2. The double cache poisoning
SQUASHFS manages it's "front" cache (the data decompressed and actually used) in the function described above. The front cache can be invalidated and it will force SQUASHFS to try to read the backing device and decompress again. Here it's the second cache: the "back" cache which is the cache that belongs to the raw SQUASHFS image, the compressed data stored in the disk. SQUASHFS uses the ll_rw_block
function (not anymore in the mainstream kernel) to read pages from the backing device. Linux optimizes these calls by putting the data, again, into it's page cache.
So, the very first time, the data will be actually read from disk, but the second and subsequent calls, even when it's requested to do so, will not; and the "corrupted" compressed data will remain in memory indefinitely. Two things need to be done: implement the retry logic for the squashfs_read_data
function, so it retries without poisoning the "front" cache and evict the data from RAM, so the function ll_rw_block
may attempt to re-fetch the data from disk.
The first one is trivial: change the name of the original function to __squashfs_read_data
, make it static inline
, wrap it in a fake squashfs_read_data
with the same signature that will loop n
times when the returning code of the real function is error. This allows retrying without poisoning the "front" cache.
However, this is not enough since the "back" cache still poisoned. Therefore, all attempts may fail since the data is held in memory indefinitely. Here it's the second part: ll_rw_block
ask for a buffer head pointer, and once done, it will return in that pointer a chain of buffer heads that, in consequence, indicates the actual location of the data in memory, where the SQUASHFS decompression algorithm begins it's decompression.

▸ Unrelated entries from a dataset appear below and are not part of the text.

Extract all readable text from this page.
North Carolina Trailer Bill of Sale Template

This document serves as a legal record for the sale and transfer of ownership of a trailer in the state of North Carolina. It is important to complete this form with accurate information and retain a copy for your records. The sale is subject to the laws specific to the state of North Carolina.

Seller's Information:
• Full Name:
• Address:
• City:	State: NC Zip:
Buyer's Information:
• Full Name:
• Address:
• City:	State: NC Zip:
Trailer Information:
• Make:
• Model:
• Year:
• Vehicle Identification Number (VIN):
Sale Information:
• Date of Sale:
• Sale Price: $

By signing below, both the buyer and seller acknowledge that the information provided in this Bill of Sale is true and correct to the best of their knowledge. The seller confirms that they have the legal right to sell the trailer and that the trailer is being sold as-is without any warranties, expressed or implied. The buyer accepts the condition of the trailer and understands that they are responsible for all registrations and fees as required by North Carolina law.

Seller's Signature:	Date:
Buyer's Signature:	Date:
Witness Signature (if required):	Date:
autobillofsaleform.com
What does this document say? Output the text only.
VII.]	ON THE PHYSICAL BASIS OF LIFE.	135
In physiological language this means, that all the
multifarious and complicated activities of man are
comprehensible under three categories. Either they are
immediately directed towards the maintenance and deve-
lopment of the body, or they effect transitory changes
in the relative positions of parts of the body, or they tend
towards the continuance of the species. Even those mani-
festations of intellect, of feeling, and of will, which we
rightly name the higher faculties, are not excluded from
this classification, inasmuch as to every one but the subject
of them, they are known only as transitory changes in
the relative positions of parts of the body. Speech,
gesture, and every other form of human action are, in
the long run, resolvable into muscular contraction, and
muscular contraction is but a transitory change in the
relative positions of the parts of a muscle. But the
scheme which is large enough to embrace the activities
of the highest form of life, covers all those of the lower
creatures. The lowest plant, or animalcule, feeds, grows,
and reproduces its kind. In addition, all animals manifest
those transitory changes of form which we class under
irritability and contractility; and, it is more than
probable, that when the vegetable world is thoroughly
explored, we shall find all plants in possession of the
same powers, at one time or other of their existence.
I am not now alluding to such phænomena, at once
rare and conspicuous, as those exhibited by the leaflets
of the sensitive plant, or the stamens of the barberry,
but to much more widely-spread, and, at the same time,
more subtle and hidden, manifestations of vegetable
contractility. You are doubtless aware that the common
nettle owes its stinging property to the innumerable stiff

When data is corrupted by any means, file systems must kill
or zap
these pages. SQUASHFS doesn't because it doesn't implement the retry logic that most file systems do. To solve this, when a failure is detected and before freeng the buffer head, we shall call our newly implemented __squashfs_kill_pages
. This function will kill (or zap) all the pages from all the buffer heads, efectively saying to the Linux's VM that the pages need to be read again.
It's inspired in the AFS's afs_kill_pages
, found in the write.c
file. This function loops the buffer head's pointers array that SQUASHFS allocated, for every head, it loops all the chain of the buffer heads and kills the corresponding buffer head pages one by one.
The killing process is as follows:
- Lock the page (which is a requirement)
- Call the
delete_from_page_cache
function which most likely will delete the page from the page cache and from the LRU - Clear the page's "up to date" flag, which is a flag set by the kernel when the page is synced with disk and contains valid data
- Sets the page's "error" flag, which tells the kernel that the file system found an error and the data in the page is not reliable
- Unlock the page
- Clear the buffer's "up to date" head flag, which is similar to the page's flag
This is not the solution that should be used
Even if it works and makes SQUASHFS robust, you should fix your underlaying problem, but if you can't (like me), just give it a try. I think this patch is worthful, anyway, because it provides SQUASHFS the robustness it lacks. The code is free to audit and test; and doesn't impact the performance (except for a couple of checks) when the data is successfully decompressed. It blocks all the requesting processes until all attempts are depleted, or the opperation succeeds.
The blocked processes will eventually progress using this patch, giving that the read problem is only transitory or that the underlaying driver can correct errors (like UBI does). When using the default implementation, the blocked processes will "progress" immediately, but they will be killed, from the SIGBUS
sent when an I/O error cannot be recovered.